Auto Industry on the Fast Track

The fast-changing automobile sector is set to exceed 100 million in annual sales in 2019, with China and India boosting worldwide sales growth this year and next, according to a new economic outlook on the industry from credit insurer Euler Hermes. The report assessed the auto industry in China, France, Germany, India, Italy, Japan, the U.K. and the United States, focusing on sales, electric cars, profitability and innovation.

The debt burden of manufacturers is lower than before the financial crisis, with the exception of those in the U.S. and Italy. Liquidity and capital expenditures remain stable, Euler Hermes said. Profitability is strong across the sector, with an average EBIT margin of 6% in 2016, up from its 5.5% level in 2015.

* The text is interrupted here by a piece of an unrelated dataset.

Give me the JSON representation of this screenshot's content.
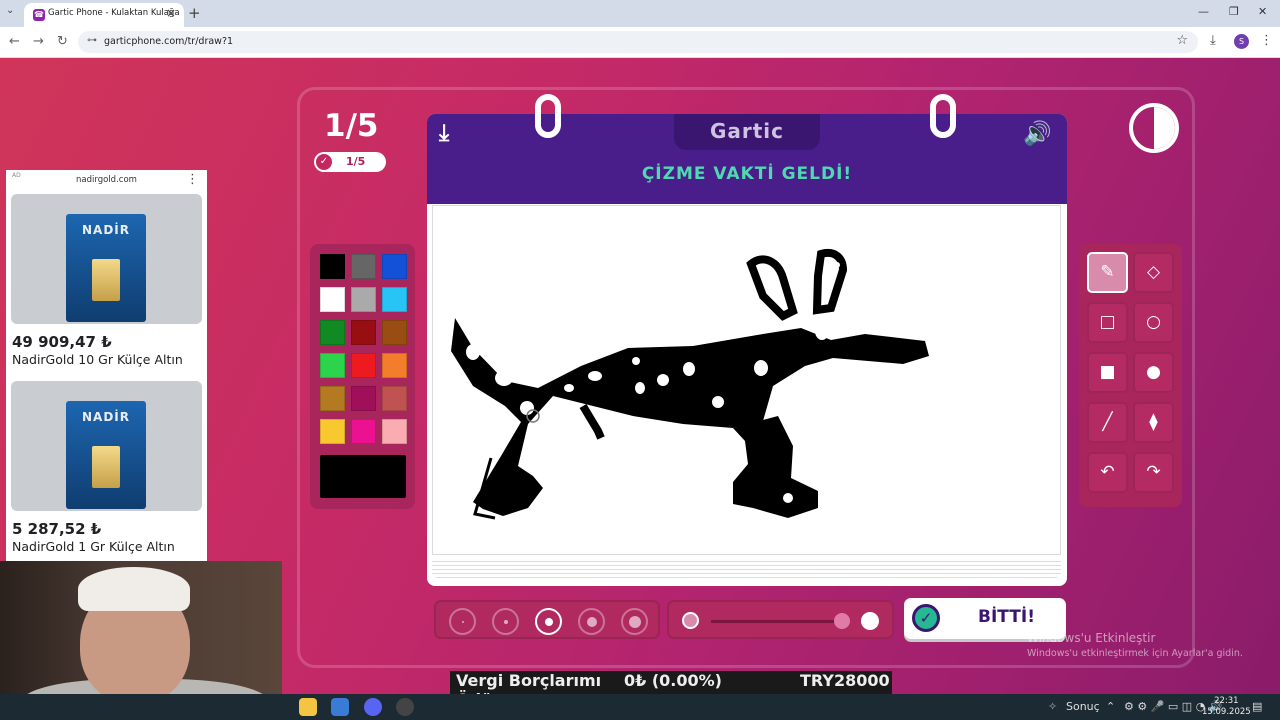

“The report identified three levers for innovation: R&D expenditure, patentable technology and external growth,” said Maxime Lemerle, head of sector research at Euler Hermes. “Traditional manufacturers in Germany, Japan and the U.S. lead the first two categories, while China and India exhibit aggressive growth.”

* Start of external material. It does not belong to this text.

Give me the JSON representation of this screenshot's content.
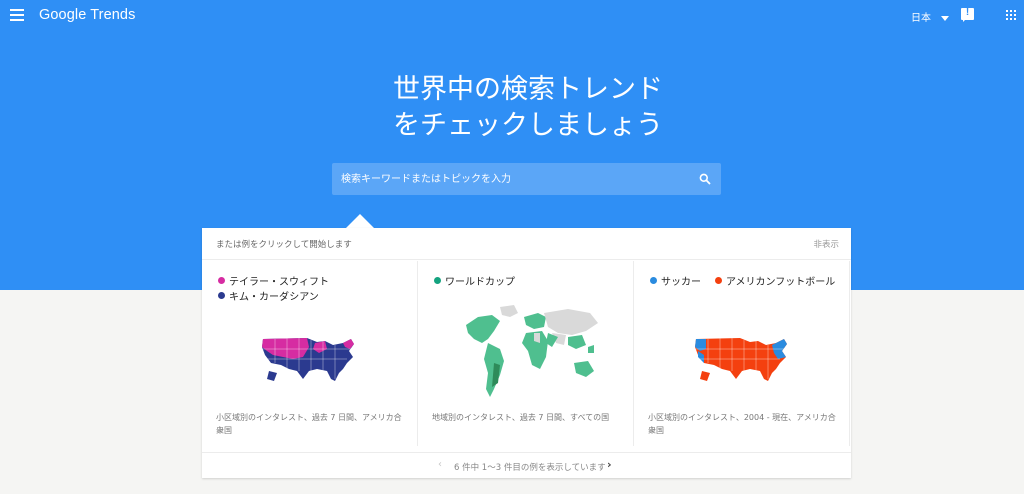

The number of electric vehicles could exceed 3 million worldwide in 2017. China, France, Germany, the U.K. and the U.S. are market leaders for battery-powered cars. China and the U.S. are expected to represent two-thirds of global electric vehicle sales by year end.

China is expected to be at the forefront of sales growth, with India in second place, which will offset declines in sales in the U.S. and U.K.

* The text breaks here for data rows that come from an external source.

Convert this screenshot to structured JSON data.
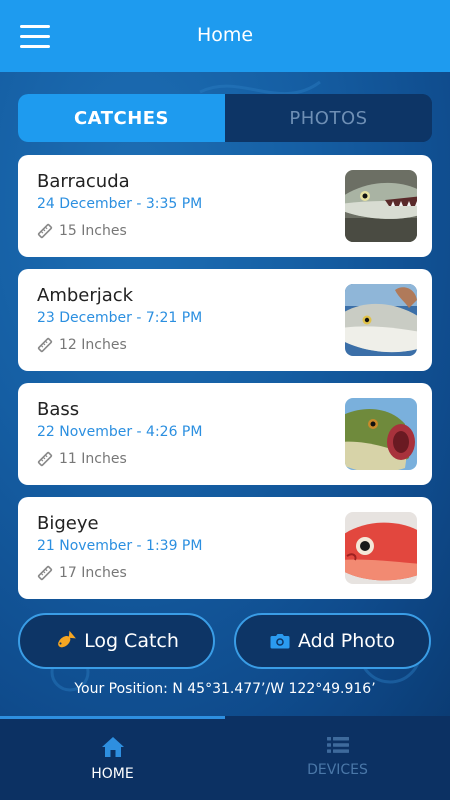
{
  "header": {
    "title": "Home",
    "menu_icon": "hamburger-menu-icon"
  },
  "tabs": [
    {
      "label": "CATCHES",
      "active": true
    },
    {
      "label": "PHOTOS",
      "active": false
    }
  ],
  "catches": [
    {
      "name": "Barracuda",
      "date": "24 December - 3:35 PM",
      "size": "15 Inches",
      "thumb": "barracuda-photo"
    },
    {
      "name": "Amberjack",
      "date": "23 December - 7:21 PM",
      "size": "12 Inches",
      "thumb": "amberjack-photo"
    },
    {
      "name": "Bass",
      "date": "22 November - 4:26 PM",
      "size": "11 Inches",
      "thumb": "bass-photo"
    },
    {
      "name": "Bigeye",
      "date": "21 November - 1:39 PM",
      "size": "17 Inches",
      "thumb": "bigeye-photo"
    }
  ],
  "actions": {
    "log_catch": {
      "label": "Log Catch",
      "icon": "fish-icon",
      "icon_color": "#f5a623"
    },
    "add_photo": {
      "label": "Add Photo",
      "icon": "camera-icon",
      "icon_color": "#2b9bf0"
    }
  },
  "position_text": "Your Position: N 45°31.477’/W 122°49.916’",
  "bottom_nav": [
    {
      "label": "HOME",
      "icon": "home-icon",
      "active": true
    },
    {
      "label": "DEVICES",
      "icon": "list-icon",
      "active": false
    }
  ],
  "colors": {
    "accent": "#1e9bef",
    "navy": "#0d3566",
    "date_blue": "#2b8fe0"
  }
}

“New vehicle registrations are expected to grow globally 2.1% this year, as Europe is on the mend and manufacturers worldwide are making cars ‘cool’ again,” said Ludovic Subran, chief economist at Euler Hermes. “However, this is only half the growth of 2016, as new registrations in the U.S. and U.K. decline while used-car sales boom, and as China stopped tax breaks for car sales earlier this year.”